Weltuntergang? Nein, nicht die Welt gerät aus den Fugen, wie man in letzter Zeit lesen konnte, wohl aber die Strukturen und Institutionen, die der Welt, wie wir sie kannten, Namen und Halt gaben: kapitalistische Märkte, zivilisatorische Normen, autonome Persönlichkeiten, globale Kooperationen und demokratische Prozeduren. Als moderne Menschen sind wir gewohnt, linear und progressiv zu denken – nach vorne offen. Sicher gab es auf dem Weg von Wachstum und Fortschritt Zäsuren und Rückschläge, aber unterm Strich ging es immer weiter aufwärts. Die Denkfiguren von Kreislauf und Abstieg gerieten in Misskredit, Endlichkeit wurde undenkbar.

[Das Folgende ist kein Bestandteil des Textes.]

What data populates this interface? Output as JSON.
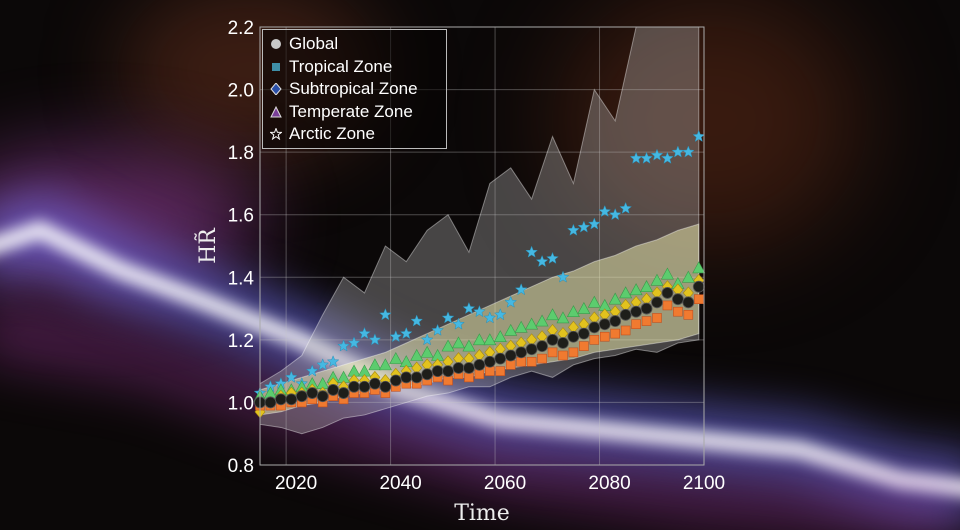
{
  "chart_data": {
    "type": "scatter",
    "xlabel": "Time",
    "ylabel": "HR̃",
    "xlim": [
      2015,
      2100
    ],
    "ylim": [
      0.8,
      2.2
    ],
    "xticks": [
      2020,
      2040,
      2060,
      2080,
      2100
    ],
    "yticks": [
      0.8,
      1.0,
      1.2,
      1.4,
      1.6,
      1.8,
      2.0,
      2.2
    ],
    "grid": true,
    "legend_position": "top-left",
    "x": [
      2015,
      2017,
      2019,
      2021,
      2023,
      2025,
      2027,
      2029,
      2031,
      2033,
      2035,
      2037,
      2039,
      2041,
      2043,
      2045,
      2047,
      2049,
      2051,
      2053,
      2055,
      2057,
      2059,
      2061,
      2063,
      2065,
      2067,
      2069,
      2071,
      2073,
      2075,
      2077,
      2079,
      2081,
      2083,
      2085,
      2087,
      2089,
      2091,
      2093,
      2095,
      2097,
      2099
    ],
    "series": [
      {
        "name": "Global",
        "marker": "circle",
        "color": "#1e1e1a",
        "legend_color": "#c8c8c8",
        "values": [
          1.0,
          1.0,
          1.01,
          1.01,
          1.02,
          1.03,
          1.02,
          1.04,
          1.03,
          1.05,
          1.05,
          1.06,
          1.05,
          1.07,
          1.08,
          1.08,
          1.09,
          1.1,
          1.1,
          1.11,
          1.11,
          1.12,
          1.13,
          1.14,
          1.15,
          1.16,
          1.17,
          1.18,
          1.2,
          1.19,
          1.21,
          1.22,
          1.24,
          1.25,
          1.26,
          1.28,
          1.29,
          1.3,
          1.32,
          1.35,
          1.33,
          1.32,
          1.37
        ]
      },
      {
        "name": "Tropical Zone",
        "marker": "square",
        "color": "#f07a30",
        "legend_color": "#3f8fa8",
        "values": [
          0.99,
          0.99,
          0.99,
          1.0,
          1.0,
          1.01,
          1.0,
          1.02,
          1.01,
          1.03,
          1.03,
          1.04,
          1.03,
          1.05,
          1.06,
          1.06,
          1.07,
          1.08,
          1.07,
          1.09,
          1.08,
          1.09,
          1.1,
          1.1,
          1.12,
          1.13,
          1.13,
          1.14,
          1.16,
          1.15,
          1.16,
          1.18,
          1.2,
          1.21,
          1.22,
          1.23,
          1.25,
          1.26,
          1.27,
          1.31,
          1.29,
          1.28,
          1.33
        ]
      },
      {
        "name": "Subtropical Zone",
        "marker": "diamond",
        "color": "#e2c21e",
        "legend_color": "#2a4fa8",
        "values": [
          0.97,
          1.0,
          1.02,
          1.03,
          1.03,
          1.04,
          1.03,
          1.06,
          1.05,
          1.07,
          1.07,
          1.08,
          1.07,
          1.09,
          1.1,
          1.11,
          1.12,
          1.12,
          1.13,
          1.14,
          1.14,
          1.15,
          1.16,
          1.17,
          1.18,
          1.19,
          1.2,
          1.21,
          1.23,
          1.22,
          1.24,
          1.25,
          1.27,
          1.28,
          1.29,
          1.31,
          1.32,
          1.33,
          1.35,
          1.37,
          1.36,
          1.35,
          1.39
        ]
      },
      {
        "name": "Temperate Zone",
        "marker": "triangle",
        "color": "#5ccc6e",
        "legend_color": "#7a3f98",
        "values": [
          1.02,
          1.03,
          1.04,
          1.04,
          1.05,
          1.06,
          1.06,
          1.08,
          1.08,
          1.1,
          1.1,
          1.12,
          1.12,
          1.14,
          1.13,
          1.15,
          1.16,
          1.15,
          1.18,
          1.19,
          1.18,
          1.2,
          1.2,
          1.21,
          1.23,
          1.24,
          1.25,
          1.26,
          1.28,
          1.27,
          1.29,
          1.3,
          1.32,
          1.31,
          1.33,
          1.35,
          1.36,
          1.37,
          1.39,
          1.41,
          1.38,
          1.4,
          1.43
        ]
      },
      {
        "name": "Arctic Zone",
        "marker": "star",
        "color": "#45b8e2",
        "legend_color": "#ffffff",
        "values": [
          1.03,
          1.05,
          1.06,
          1.08,
          1.06,
          1.1,
          1.12,
          1.13,
          1.18,
          1.19,
          1.22,
          1.2,
          1.28,
          1.21,
          1.22,
          1.26,
          1.2,
          1.23,
          1.27,
          1.25,
          1.3,
          1.29,
          1.27,
          1.28,
          1.32,
          1.36,
          1.48,
          1.45,
          1.46,
          1.4,
          1.55,
          1.56,
          1.57,
          1.61,
          1.6,
          1.62,
          1.78,
          1.78,
          1.79,
          1.78,
          1.8,
          1.8,
          1.85
        ]
      }
    ],
    "bands": [
      {
        "name": "arctic-range",
        "color": "#b8b8b8",
        "x": [
          2015,
          2019,
          2023,
          2027,
          2031,
          2035,
          2039,
          2043,
          2047,
          2051,
          2055,
          2059,
          2063,
          2067,
          2071,
          2075,
          2079,
          2083,
          2087,
          2091,
          2095,
          2099
        ],
        "upper": [
          1.06,
          1.1,
          1.15,
          1.28,
          1.4,
          1.35,
          1.5,
          1.45,
          1.55,
          1.6,
          1.48,
          1.7,
          1.75,
          1.65,
          1.85,
          1.7,
          2.0,
          1.9,
          2.2,
          2.2,
          2.2,
          2.2
        ],
        "lower": [
          0.93,
          0.92,
          0.9,
          0.92,
          0.95,
          0.96,
          0.98,
          1.0,
          1.02,
          1.03,
          1.05,
          1.05,
          1.08,
          1.1,
          1.08,
          1.12,
          1.14,
          1.15,
          1.17,
          1.16,
          1.19,
          1.2
        ]
      },
      {
        "name": "zone-range",
        "color": "#f2f0b0",
        "x": [
          2015,
          2019,
          2023,
          2027,
          2031,
          2035,
          2039,
          2043,
          2047,
          2051,
          2055,
          2059,
          2063,
          2067,
          2071,
          2075,
          2079,
          2083,
          2087,
          2091,
          2095,
          2099
        ],
        "upper": [
          1.04,
          1.06,
          1.08,
          1.1,
          1.12,
          1.14,
          1.16,
          1.19,
          1.22,
          1.25,
          1.28,
          1.31,
          1.34,
          1.37,
          1.4,
          1.42,
          1.45,
          1.47,
          1.5,
          1.52,
          1.55,
          1.57
        ],
        "lower": [
          0.96,
          0.97,
          0.99,
          1.0,
          1.02,
          1.03,
          1.04,
          1.05,
          1.06,
          1.08,
          1.08,
          1.1,
          1.11,
          1.12,
          1.13,
          1.14,
          1.16,
          1.17,
          1.18,
          1.19,
          1.2,
          1.22
        ]
      }
    ]
  }
}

Das war die Welt, wie wir sie kannten: Märkte expandierten über ihre periodischen Krisen hinweg in eine gefühlte Unendlichkeit, Staaten sicherten die soziale Ordnung und den Weltfrieden, der flexible Mensch verwandelte Naturgefahren per Technik und Organisation in beherrschbare Risiken. Nur manchmal und dann vorübergehend schien die Leitidee des Fortschritts außer Kraft gesetzt zu sein. Selbst ein Zivilisationsbruch wie der Holocaust und ein Völkermord wie in Darfur konnten die Grundüberzeugung nicht erschüttern, auf dem besten aller Wege zu sein. Globale Mobilität und Kommunikation machten die Welt klein und zugänglich, auch die Demokratie vollendete 1989 ihren Siegeszug. Die Welt wurde uns damit immer bekannter.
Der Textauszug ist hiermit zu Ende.